JC, quand on vous écoute on a l’impression que pour le système de santé, pour les hôpitaux on a touché le fond, qu’on est au bout du bout, alors ma question est simple. Est-ce qu’on est vraiment au fond, où est-ce qu’on peut encore creuser ?
Et bien, non seulement on peut encore creuser, mais cela va se creuser tout seul.
C’est-à-dire ?
C’est-à-dire qu’il y a des dépenses déjà considérables qui perdurent auxquelles on n’osera pas toucher. On a une gouvernance qui est désastreuse – et on fait une mission pour la gouvernance – et qui représente surtout une bagarre entre médecins et directeurs d’hôpitaux pour prendre la tête d’un système qui serait toujours un système pyramidal hiérarchique, de plus en plus rigide. Au lieu d’imaginer un système décentralisé où chacun a des responsabilités, où l’infirmière gère ses stocks, où l’aide-soignante aussi gère ses stocks d’alèses, etc. Et donc au lieu d’avoir un système qui réintroduise de la souplesse, de la responsabilité et qui dégraisse tous les niveaux intermédiaires parasites et coûteux, on a une bagarre sur qui prendra la tête, qui sera calife, est-ce que le calife aura une blouse blanche ou pas. Ce n’est pas du tout la question, d’ailleurs même le principe d’un plan général de mesures centrales, alors que l’urgence est extrême, me parait une mauvaise solution vis-à-vis de l’alternative qui serait d’envoyer des missi dominici qui soient des gens du cabinet ou autre pour, ville par ville, déterminer la situation et quelles seraient les urgences que les gens priorisent. Puis on verrait à ce moment-là quels moyens peuvent être attribués à ces urgences de façon décentralisée, en regardant à chaque fois au cas par cas. Parce que les choses les plus criardes ne sont pas les mêmes à chaque endroit, donc cela c’est très important.

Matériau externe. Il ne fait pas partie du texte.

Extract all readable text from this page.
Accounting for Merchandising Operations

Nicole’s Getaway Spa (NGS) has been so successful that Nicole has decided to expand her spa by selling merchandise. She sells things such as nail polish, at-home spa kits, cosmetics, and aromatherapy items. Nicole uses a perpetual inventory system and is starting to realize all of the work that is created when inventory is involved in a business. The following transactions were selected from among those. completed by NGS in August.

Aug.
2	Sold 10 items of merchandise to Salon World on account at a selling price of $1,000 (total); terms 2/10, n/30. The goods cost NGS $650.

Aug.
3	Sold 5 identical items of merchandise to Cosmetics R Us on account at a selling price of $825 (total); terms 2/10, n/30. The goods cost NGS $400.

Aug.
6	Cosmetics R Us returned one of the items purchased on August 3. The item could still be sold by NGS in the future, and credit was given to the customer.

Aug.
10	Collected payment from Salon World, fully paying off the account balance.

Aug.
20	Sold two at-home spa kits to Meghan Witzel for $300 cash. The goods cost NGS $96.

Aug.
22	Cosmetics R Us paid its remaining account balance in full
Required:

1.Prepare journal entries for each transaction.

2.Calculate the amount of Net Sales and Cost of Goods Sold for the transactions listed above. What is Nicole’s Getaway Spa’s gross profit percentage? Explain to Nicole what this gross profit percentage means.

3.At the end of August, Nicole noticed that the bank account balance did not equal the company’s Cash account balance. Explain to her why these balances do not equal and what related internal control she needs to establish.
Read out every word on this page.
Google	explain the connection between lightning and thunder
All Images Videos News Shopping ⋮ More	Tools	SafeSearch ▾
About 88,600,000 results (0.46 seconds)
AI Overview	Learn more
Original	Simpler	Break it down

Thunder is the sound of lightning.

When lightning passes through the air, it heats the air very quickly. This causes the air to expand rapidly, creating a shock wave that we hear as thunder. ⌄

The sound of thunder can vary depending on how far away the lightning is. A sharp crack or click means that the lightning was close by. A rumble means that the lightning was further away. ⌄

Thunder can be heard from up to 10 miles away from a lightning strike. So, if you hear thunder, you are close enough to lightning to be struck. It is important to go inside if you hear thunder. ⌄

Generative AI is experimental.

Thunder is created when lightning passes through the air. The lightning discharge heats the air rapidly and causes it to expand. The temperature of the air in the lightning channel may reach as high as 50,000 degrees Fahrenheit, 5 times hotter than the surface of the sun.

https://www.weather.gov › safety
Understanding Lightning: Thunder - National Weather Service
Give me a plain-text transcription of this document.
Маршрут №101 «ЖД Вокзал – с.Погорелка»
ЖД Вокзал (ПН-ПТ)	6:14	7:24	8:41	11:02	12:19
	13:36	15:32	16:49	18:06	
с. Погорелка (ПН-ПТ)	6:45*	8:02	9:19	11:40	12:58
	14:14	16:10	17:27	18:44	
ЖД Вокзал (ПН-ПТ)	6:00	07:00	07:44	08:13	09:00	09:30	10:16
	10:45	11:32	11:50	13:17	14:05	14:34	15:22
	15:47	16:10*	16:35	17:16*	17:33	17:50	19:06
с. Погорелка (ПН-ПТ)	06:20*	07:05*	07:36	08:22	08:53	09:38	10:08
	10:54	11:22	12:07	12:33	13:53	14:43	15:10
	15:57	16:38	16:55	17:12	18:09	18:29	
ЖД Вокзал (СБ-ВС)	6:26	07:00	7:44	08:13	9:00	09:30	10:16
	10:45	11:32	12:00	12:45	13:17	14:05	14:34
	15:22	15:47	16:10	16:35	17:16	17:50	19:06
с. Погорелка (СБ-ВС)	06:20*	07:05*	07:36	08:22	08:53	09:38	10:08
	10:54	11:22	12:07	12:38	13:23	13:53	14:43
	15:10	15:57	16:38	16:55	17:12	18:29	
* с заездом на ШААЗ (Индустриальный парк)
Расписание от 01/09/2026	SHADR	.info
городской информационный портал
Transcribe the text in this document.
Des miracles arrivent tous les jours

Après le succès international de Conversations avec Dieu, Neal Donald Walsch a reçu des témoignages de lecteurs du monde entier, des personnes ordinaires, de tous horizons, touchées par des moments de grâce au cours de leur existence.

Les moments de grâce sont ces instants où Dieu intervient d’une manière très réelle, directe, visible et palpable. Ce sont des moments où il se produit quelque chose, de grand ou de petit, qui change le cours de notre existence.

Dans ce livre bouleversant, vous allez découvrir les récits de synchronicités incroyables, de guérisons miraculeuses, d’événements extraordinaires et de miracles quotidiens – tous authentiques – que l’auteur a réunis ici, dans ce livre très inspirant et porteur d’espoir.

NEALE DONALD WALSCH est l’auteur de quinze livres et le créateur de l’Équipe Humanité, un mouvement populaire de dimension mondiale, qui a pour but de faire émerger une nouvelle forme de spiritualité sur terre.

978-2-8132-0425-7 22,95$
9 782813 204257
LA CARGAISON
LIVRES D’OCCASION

Au passage sur les sommes en jeu, je voudrais y revenir, on a vu dire que les hôpitaux ont plus de 30 milliards de dettes et que Bercy propose d’en récupérer un tiers, et d’autre part que cette dette représente comme service de la dette, une charge d’un peu moins de 900 millions par an, ce qui montre avec un rapide calcul que l’on est dans l’ordre de 3 %. Alors déjà, personne ne parle de rembourser le principal, le capital, c’est-à-dire qu’on est dans les dettes de durée indéfinie, j’aillais dire pour l’éternité, comme le reste de la dette. D’ailleurs, elle est comptée dans la dette de l’État français. Mais ces 900 millions à 3 % cela indique déjà une très mauvaise gestion financière. Par les temps qui courent, des organismes publics devraient être à 1 % ou moins. Donc Bercy n’aura aucune difficulté à restructurer cette dette et à économiser non pas 600 millions, puisqu’il ne reprend pas tout, mais 200 millions ce qui est toujours cela en restructurant. Mais un autre point très important sur cette dette, c’est qu’elle est faite essentiellement d’investissements, les hôpitaux n’ont pas le droit d’emprunter pour de l’équipement pour du fonctionnement, ils empruntent quand ils construisent. C’est-à-dire que c’est une dette qui représente du béton et qu’il y a une manie en France que j’appelle « faire des sacrifices réguliers au Minotaure du bâtiment travaux publics ». Là donc 30 milliards, cela représente à peu près la moitié, c’est la première fois qu’on peut déterminer quelle est l’échelle des sacrifices accordés, parce que généralement les hôpitaux s’endettent de la moitié des dépenses et pour le reste ils saignent la bête, c’est-à-dire qu’on réduit les personnels et qu’on réduit les lits pour financer ces magnifiques bâtiments qui permettent de visser des plaques pour les politiques et qui permettent au BTP d’avoir une rente de situation extraordinaire en France. Cela montre quand même une échelle d’activité déraisonnable qu’on retrouve à Reims, comme ailleurs mais peut être plus qu’ailleurs.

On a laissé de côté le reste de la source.